Neue Anforderungen: Wirtschaftliche Fragestellungen in Europa

Ist unsere Gesellschaft auf die aufkommenden Fragestellungen der Zukunft ausreichend vorbereitet? Der demographische Wandel tritt immer genauer als die zentrale Herausforderung für die Zukunft unseres Landes in Erscheinung. Geburtenrückgang auf der einen Seite und eine stetig ansteigende Lebenserwartung auf der anderen verändern das Gesicht unserer Gesellschaft.

Das Älterwerden der Menschen zwingt auch auf dem Jobmarkt zum Überdenken. Der lange praktizierte Weg der Frühverrentung führt in eine verkehrte Richtung. Tatsächlich ist die aktive Teilnahme der Generation 50plus am Arbeitsmarkt von signifikanter Bedeutung für das Weiterbestehen unserer Wirtschaft.

Wenn immer weniger junge Leute zur Verfügung stehen, die vielfach hoch qualifizierten Alten zudem immer länger gesund und leistungsfähig bleiben, sollten diese auch länger wichtiges Element der Volkswirtschaft bleiben. Untermauert wird die steigende Bedeutung betagter Arbeitender für den Markt von der Statistik: Heute ist jeder 5te Erwerbsfähige über 50 – im Jahr 2020 wird es bereits jeder 3. sein, Tendenz ansteigend.

Schon heute hat die Gruppe der Best Ager viel höhere Chancen, als sie selbst vermutet: Eine aktuelle Umfrage des Nürnberger Instituts für Arbeitsmarkt- und Berufsforschung (IAB) hat gezeigt, dass bei beinahe der Hälfte aller Stellenangebote, für die sich über 50-Jährige bewarben, ein älterer Bewerber auch die Arbeit bekam. Vor allem mittelständische Unternehmen schätzen die Kompetenz und Gelassenheit von Älteren.

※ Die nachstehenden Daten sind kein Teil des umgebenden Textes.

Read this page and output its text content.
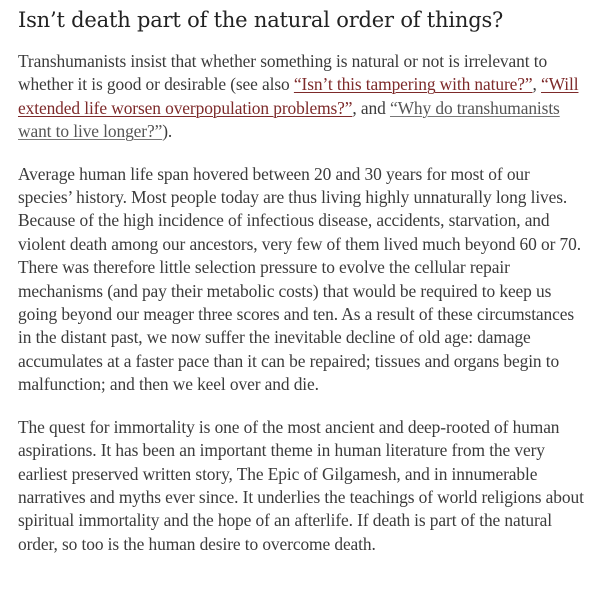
Isn’t death part of the natural order of things?

Transhumanists insist that whether something is natural or not is irrelevant to whether it is good or desirable (see also “Isn’t this tampering with nature?”, “Will extended life worsen overpopulation problems?”, and “Why do transhumanists want to live longer?”).

Average human life span hovered between 20 and 30 years for most of our species’ history. Most people today are thus living highly unnaturally long lives. Because of the high incidence of infectious disease, accidents, starvation, and violent death among our ancestors, very few of them lived much beyond 60 or 70. There was therefore little selection pressure to evolve the cellular repair mechanisms (and pay their metabolic costs) that would be required to keep us going beyond our meager three scores and ten. As a result of these circumstances in the distant past, we now suffer the inevitable decline of old age: damage accumulates at a faster pace than it can be repaired; tissues and organs begin to malfunction; and then we keel over and die.

The quest for immortality is one of the most ancient and deep-rooted of human aspirations. It has been an important theme in human literature from the very earliest preserved written story, The Epic of Gilgamesh, and in innumerable narratives and myths ever since. It underlies the teachings of world religions about spiritual immortality and the hope of an afterlife. If death is part of the natural order, so too is the human desire to overcome death.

Nur: In drei Viertel der untersuchten Fälle lagen den Unternehmen überhaupt keine Applikationen älterer Arbeitssuchender vor.

Da ist es nicht verwunderlich, dass die BRD im Ländervergleich unterklassig abschneidet. Nach Erkenntnissen der OECD ist die Beschäftigungsquote der 55 bis 64-jährigen Deutschen zwar von 37,9 % in 1996 auf 41,8% in 2004 etwas gestiegen – bleibt aber international ein Schlusslicht. VWs wie Schweden, Neuseeland und die Schweiz haben ihre erfahrene Generation längst in den Markt integriert. Hier liegen die Quoten zwischen 65% und 70% – und steigen immer weiter.